I’ve listed those potential realities in the order of my confidence from most to least; I feel pretty confident in the first two. But it is a damn tall ask for every single one.
Add to this uncertainty the absolute gauntlet the Eagles face to open the shortened season (where the best chance for victory is at home vs. Cal), and the reality sets in that BC will have little time and no glorified scrimmages to figure out any of its problems. And though neither will anyone else, the Eagles needed those games more this year.
Further hanging over the season is the reality that this should be Jim Christian’s last chance at Boston College (I hesitate to declare that it is because of recent history). And while every team making it to a “COVID-Big Dance” would be a hilariously morbid way for the Eagles to end their tournament drought, anything less than an absolute breakout season or another once-in-a-century disaster should end Christian’s tenure. Either way, that adds more distractions to the team.

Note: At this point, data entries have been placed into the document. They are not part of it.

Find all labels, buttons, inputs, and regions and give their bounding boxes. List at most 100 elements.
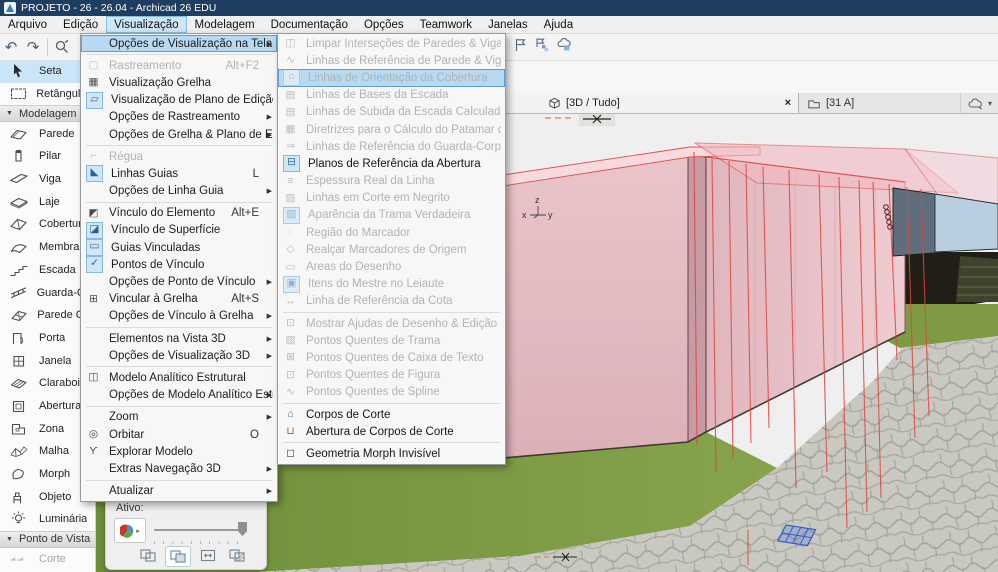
menu-item-opcoes-de-linha-guia[interactable]: Opções de Linha Guia ▶ (81, 183, 277, 200)
orbit-icon: ◎ (88, 428, 99, 441)
submenu-arrow-icon: ▶ (266, 313, 272, 321)
swap-compare-icon[interactable] (196, 546, 220, 565)
menu-item-label: Linhas Guias (111, 167, 179, 180)
menu-separator (86, 145, 272, 147)
zoom-tool-icon[interactable] (51, 37, 73, 57)
3d-cube-icon (548, 96, 561, 110)
hatch-compare-icon[interactable] (225, 546, 249, 565)
empty-icon-gutter (86, 410, 101, 425)
menu-item-opcoes-de-modelo-analitico-estrutural[interactable]: Opções de Modelo Analítico Estrutural▶ (81, 387, 277, 404)
undo-icon[interactable]: ↶ (0, 37, 22, 57)
element-snap-icon: ◩ (88, 206, 99, 219)
menu-item-vinculo-do-elemento[interactable]: ◩ Vínculo do Elemento Alt+E (81, 205, 277, 222)
menu-item-opcoes-de-visualizacao-na-tela[interactable]: Opções de Visualização na Tela ▶ (81, 35, 277, 53)
empty-icon-gutter (86, 331, 101, 346)
menu-item-label: Espessura Real da Linha (306, 175, 435, 188)
menu-item-label: Linhas em Corte em Negrito (306, 192, 450, 205)
menu-item-elementos-na-vista-3d[interactable]: Elementos na Vista 3D ▶ (81, 330, 277, 347)
menu-item-linhas-guias[interactable]: ◣ Linhas Guias L (81, 165, 277, 183)
menubar-item-visualizacao[interactable]: Visualização (106, 16, 187, 33)
cloud-icon[interactable] (967, 96, 984, 110)
menu-item-vincular-a-grelha[interactable]: ⊞ Vincular à Grelha Alt+S (81, 291, 277, 308)
menubar-item-edicao[interactable]: Edição (55, 16, 106, 33)
menu-separator (283, 442, 500, 444)
menu-item-label: Extras Navegação 3D (109, 462, 221, 475)
trace-icon: ▢ (88, 59, 99, 72)
menubar-item-teamwork[interactable]: Teamwork (412, 16, 480, 33)
svg-text:y: y (548, 210, 553, 220)
reference-picker[interactable]: ▸ (114, 518, 146, 543)
close-tab-icon[interactable]: × (785, 97, 791, 109)
ruler-icon: ⌐ (90, 150, 97, 163)
menubar-item-arquivo[interactable]: Arquivo (0, 16, 55, 33)
menu-item-opcoes-de-grelha-plano-de-edicao[interactable]: Opções de Grelha & Plano de Edição▶ (81, 126, 277, 143)
menu-bar: Arquivo Edição Visualização Modelagem Docume… (0, 16, 998, 34)
overlap-compare-icon[interactable] (165, 546, 191, 567)
menu-item-label: Diretrizes para o Cálculo do Patamar da … (306, 123, 501, 136)
menu-item-label: Opções de Visualização na Tela (109, 37, 273, 50)
menubar-item-documentacao[interactable]: Documentação (263, 16, 356, 33)
menu-item-explorar-modelo[interactable]: ϒ Explorar Modelo (81, 443, 277, 460)
submenu-arrow-icon: ▶ (266, 279, 272, 287)
ghost-compare-icon[interactable] (136, 546, 160, 565)
guide-lines-icon: ◣ (86, 165, 103, 183)
menu-item-geometria-morph-invisivel[interactable]: ◻ Geometria Morph Invisível (278, 445, 505, 462)
menu-separator (86, 201, 272, 203)
menu-item-opcoes-de-visualizacao-3d[interactable]: Opções de Visualização 3D ▶ (81, 347, 277, 364)
menu-item-label: Opções de Grelha & Plano de Edição (109, 128, 273, 141)
menu-item-opcoes-de-ponto-de-vinculo[interactable]: Opções de Ponto de Vínculo ▶ (81, 273, 277, 290)
empty-icon-gutter (86, 275, 101, 290)
menu-item-orbitar[interactable]: ◎ Orbitar O (81, 426, 277, 443)
redo-icon[interactable]: ↷ (22, 37, 44, 57)
svg-text:x: x (522, 210, 527, 220)
dropdown-caret-icon[interactable]: ▾ (988, 99, 992, 108)
railing-reference-icon: ⇒ (286, 140, 295, 153)
drawing-frames-icon: ▭ (285, 260, 296, 273)
toolbox-item-label: Luminária (39, 513, 88, 526)
menu-item-visualizacao-grelha[interactable]: ▦ Visualização Grelha (81, 74, 277, 91)
archicad-logo-icon (4, 2, 16, 14)
flag-icon[interactable] (513, 37, 528, 53)
opacity-slider-handle[interactable] (238, 522, 247, 536)
opacity-slider-track[interactable] (154, 529, 246, 531)
flag-elements-icon[interactable] (534, 37, 550, 53)
cutting-body-openings-icon: ⊔ (286, 425, 295, 438)
toolbox-item-label: Janela (39, 354, 72, 367)
menu-item-visualizacao-de-plano-de-edicao[interactable]: ▱ Visualização de Plano de Edição (81, 91, 277, 109)
toolbox-section-ponto-de-vista[interactable]: ▼ Ponto de Vista (0, 530, 95, 548)
menubar-item-ajuda[interactable]: Ajuda (536, 16, 581, 33)
toolbox-item-label: Viga (39, 173, 61, 186)
menu-item-modelo-analitico-estrutural[interactable]: ◫ Modelo Analítico Estrutural (81, 369, 277, 386)
menubar-item-modelagem[interactable]: Modelagem (187, 16, 263, 33)
menu-item-opcoes-de-rastreamento[interactable]: Opções de Rastreamento ▶ (81, 109, 277, 126)
menu-item-opcoes-de-vinculo-a-grelha[interactable]: Opções de Vínculo à Grelha ▶ (81, 308, 277, 325)
menu-item-label: Linhas de Referência do Guarda-Corpo (306, 140, 501, 153)
screen-options-submenu: ◫ Limpar Interseções de Paredes & Vigas ∿ L… (277, 33, 506, 465)
tab-31a[interactable]: [31 A] ▾ (799, 93, 998, 113)
stair-landing-guides-icon: ▦ (285, 123, 296, 136)
menu-item-label: Opções de Rastreamento (109, 111, 241, 124)
menu-item-espessura-real-da-linha: ≡ Espessura Real da Linha (278, 173, 505, 190)
toolbox-item-label: Malha (39, 445, 69, 458)
menubar-item-opcoes[interactable]: Opções (356, 16, 412, 33)
railing-icon (9, 285, 34, 301)
section-label: Modelagem (18, 107, 77, 120)
menu-item-label: Explorar Modelo (109, 445, 193, 458)
menu-item-pontos-de-vinculo[interactable]: ✓ Pontos de Vínculo (81, 256, 277, 274)
menu-item-areas-do-desenho: ▭ Áreas do Desenho (278, 258, 505, 275)
menu-item-planos-de-referencia-da-abertura[interactable]: ⊟ Planos de Referência da Abertura (278, 155, 505, 173)
menu-item-zoom[interactable]: Zoom ▶ (81, 409, 277, 426)
menu-item-label: Pontos de Vínculo (111, 258, 205, 271)
menu-item-atualizar[interactable]: Atualizar ▶ (81, 483, 277, 500)
cloud-object-icon[interactable] (556, 37, 573, 53)
menu-item-corpos-de-corte[interactable]: ⌂ Corpos de Corte (278, 406, 505, 423)
dimension-reference-icon: ↔ (285, 294, 296, 307)
menu-item-extras-navegacao-3d[interactable]: Extras Navegação 3D ▶ (81, 460, 277, 477)
editing-helpers-icon: ⊡ (286, 317, 295, 330)
menu-item-guias-vinculadas[interactable]: ▭ Guias Vinculadas (81, 239, 277, 257)
menu-item-vinculo-de-superficie[interactable]: ◪ Vínculo de Superfície (81, 221, 277, 239)
toolbox-item-luminaria[interactable]: Luminária (0, 508, 95, 531)
menubar-item-janelas[interactable]: Janelas (480, 16, 536, 33)
menu-item-abertura-de-corpos-de-corte[interactable]: ⊔ Abertura de Corpos de Corte (278, 423, 505, 440)
tab-3d-tudo[interactable]: [3D / Tudo] × (503, 93, 799, 113)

With all this in mind, I have had to temper my optimism even moreso than usual. Maybe this Charlie Brown finally realizes that Lucy is going to pull the football away as she always does. Maybe the pandemic has made me look more realistically towards basketball. Maybe being out of college has made my memory better (no comment).
Regardless, I cannot project substantial improvement, only a dark winter on the Heights for men’s basketball. A 4-10 or 5-11 record would not surprise me. To be honest, I’d just be happy if we took down a giant on the way.